Мать могла ударить ее, отец — никогда. У него становилось жалкое, беспомощное лицо, когда мать накидывалась на нее с руганью. Он ничем не мог помочь дочке, и она не обижалась на это, но и не бросалась к отцу за помощью. И она тоже ничем не могла помочь отцу, когда мать орала на него, — лишь потом, после, когда она уходила, Ольга прижималась к отцу, а тот гладил ее деревянной ладонью и успокаивающе бормотал: «Ну вот и ладно, вот и ладно, и ладненько…»

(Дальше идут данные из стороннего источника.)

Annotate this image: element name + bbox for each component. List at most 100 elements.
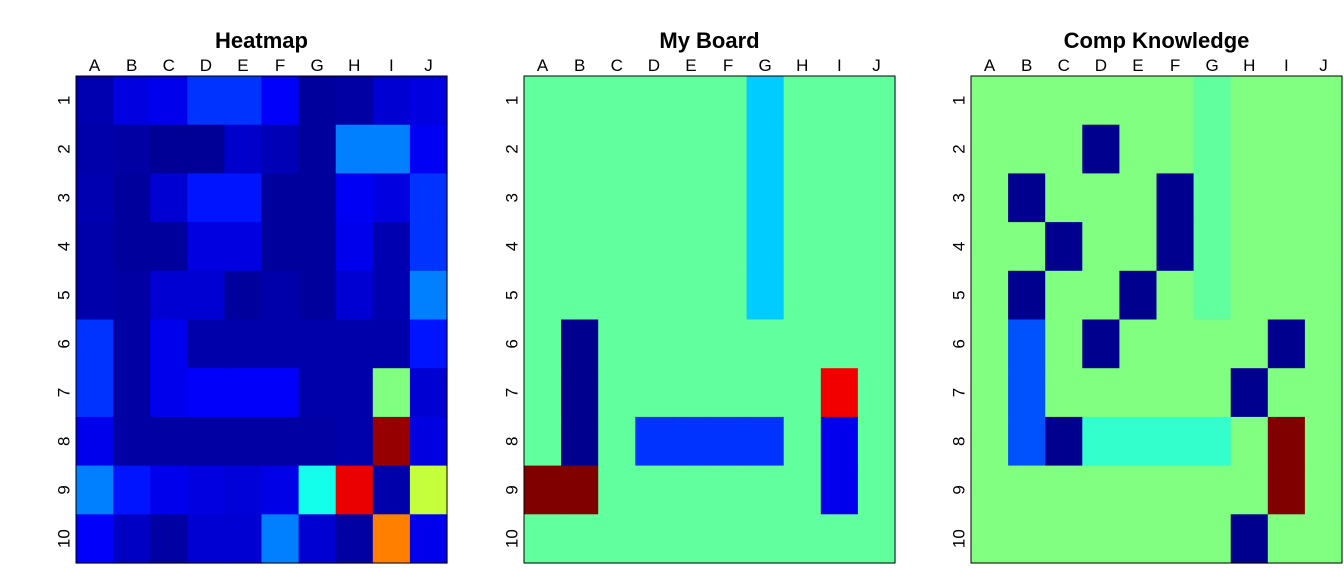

Может быть, эта постоянная злость, с которой жила мать, происходила от тяжелой работы (она тоже работала здесь, на барже, правильщицей, и зарплата ей шла точно такая же, как мужу), от неустроенности, от бездуховности и безысходности этой жизни на воде — не такой, как у всех людей, и виноватым в этой жизни ей казался он, муж?

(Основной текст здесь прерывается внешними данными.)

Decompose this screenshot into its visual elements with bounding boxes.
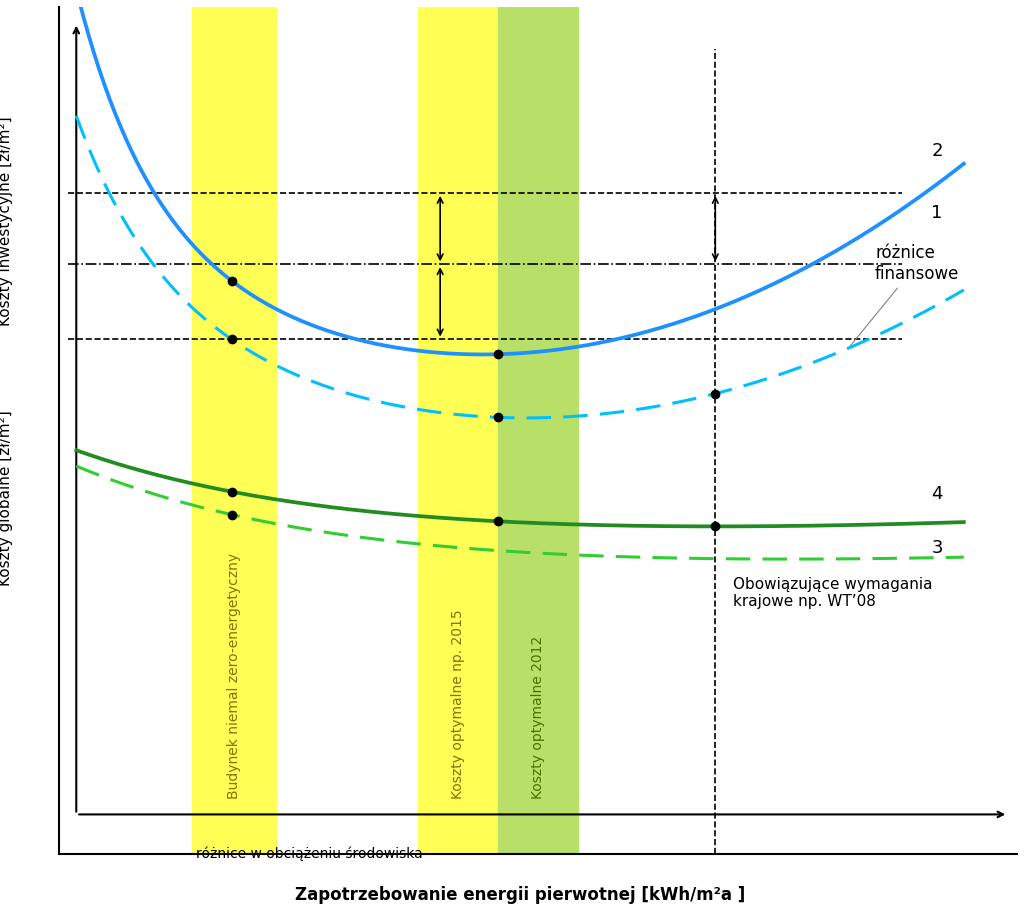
Bar xyxy=(498,7,578,854)
2 xyxy=(552,412,564,423)
1 xyxy=(552,344,564,355)
3 xyxy=(492,516,504,527)
1 xyxy=(938,174,950,185)
4 xyxy=(497,546,509,557)
3 xyxy=(550,519,562,529)
Bar xyxy=(418,7,498,854)
1 xyxy=(476,349,488,360)
Text: 4: 4 xyxy=(932,485,943,503)
4 xyxy=(598,550,610,561)
3 xyxy=(497,516,509,527)
Text: Obowiązujące wymagania
krajowe np. WT’08: Obowiązujące wymagania krajowe np. WT’08 xyxy=(733,576,933,609)
Text: Budynek niemal zero-energetyczny: Budynek niemal zero-energetyczny xyxy=(227,552,241,798)
Text: Zapotrzebowanie energii pierwotnej [kWh/m²a ]: Zapotrzebowanie energii pierwotnej [kWh/… xyxy=(295,886,745,904)
4 xyxy=(957,552,970,563)
Line: 2: 2 xyxy=(76,116,964,418)
2 xyxy=(600,408,612,419)
2 xyxy=(800,360,812,371)
3 xyxy=(938,518,950,529)
4 xyxy=(492,545,504,556)
Text: Koszty optymalne 2012: Koszty optymalne 2012 xyxy=(530,635,545,798)
3 xyxy=(800,520,812,531)
Bar xyxy=(191,7,276,854)
4 xyxy=(70,461,82,472)
Text: różnice
finansowe: różnice finansowe xyxy=(850,244,959,346)
1 xyxy=(957,158,970,169)
4 xyxy=(783,554,796,565)
4 xyxy=(938,552,950,563)
Text: 2: 2 xyxy=(932,142,943,160)
4 xyxy=(550,548,562,559)
3 xyxy=(711,521,723,532)
2 xyxy=(957,284,970,295)
Line: 1: 1 xyxy=(76,0,964,355)
1 xyxy=(800,262,812,273)
Text: Koszty inwestycyjne [zł/m²]: Koszty inwestycyjne [zł/m²] xyxy=(0,116,12,326)
Line: 3: 3 xyxy=(76,451,964,527)
Text: Koszty globalne [zł/m²]: Koszty globalne [zł/m²] xyxy=(0,410,12,586)
3 xyxy=(70,445,82,456)
Text: różnice w obciążeniu środowiska: różnice w obciążeniu środowiska xyxy=(197,846,423,861)
3 xyxy=(598,519,610,530)
2 xyxy=(938,296,950,307)
1 xyxy=(600,336,612,347)
3 xyxy=(957,517,970,528)
Line: 4: 4 xyxy=(76,466,964,559)
1 xyxy=(499,348,511,359)
Text: 3: 3 xyxy=(932,538,943,557)
2 xyxy=(520,413,532,424)
2 xyxy=(70,110,82,121)
2 xyxy=(497,412,509,423)
Text: Koszty optymalne np. 2015: Koszty optymalne np. 2015 xyxy=(451,609,465,798)
2 xyxy=(492,412,504,423)
1 xyxy=(494,348,506,359)
4 xyxy=(800,554,812,565)
Text: 1: 1 xyxy=(932,204,943,222)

…Ольга любила неторопливое движение баржи, когда внизу ровно шуршала вода и бесконечно тянулись берега — то голые еще, с обнаженными деревьями, серыми деревеньками, то с красно-желтыми отвесами осенней Камы, когда воздух уже прозрачен и холоден; то с часовенками или церквами на холмах, видимых издали и розовых от заката; берега с городами, которые она знала в основном по их названиям и которых побаивалась, потому что с самого начала вся ее жизнь была ограничена палубой баржи.

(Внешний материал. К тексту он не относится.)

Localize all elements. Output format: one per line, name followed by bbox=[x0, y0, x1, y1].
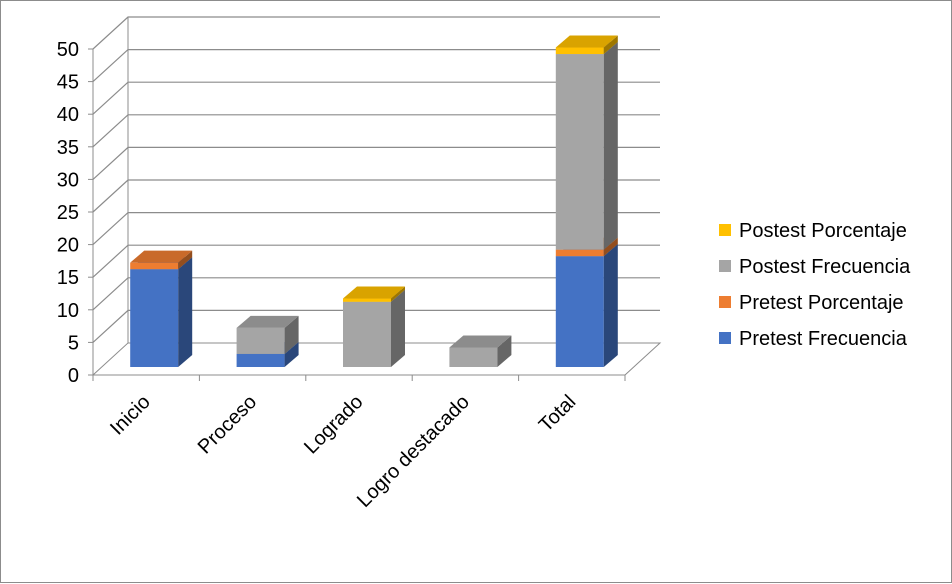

В каком-то волжском городке баржу поставили под погрузку, а рядом, на берегу, оказался передвижной зоопарк. Смотреть зверей Ольгу повел отец. Ему самому было интересно. Они ходили от клетки к клетке, и, обычно немногословный, тихий, отец чуть не кричал, размахивая руками: «Ты гля, гля! Тигры! Вон какая зверюга! Разлегся, желтый глаз! Ты ему скажи, чтоб вставал». У другой клетки, где взад-вперед бегали два волка, изредка останавливаясь и взглядывая куда-то поверх человеческих голов, отец разошелся пуще прежнего: «Ишь, попались! Попались, душегубы! Ты гля, гля! Вроде как собаками прикидываются, а на самом деле самый страшный зверь». — «Хищнее тигра?» — спросила Ольга. И тогда отец начал рассказывать ей, как у них в деревне волки за одну ночь вырезали чуть не всех овец. «В какой деревне?» — спросила Ольга. Отец отвернулся, буркнул что-то и пошел к соседней клетке.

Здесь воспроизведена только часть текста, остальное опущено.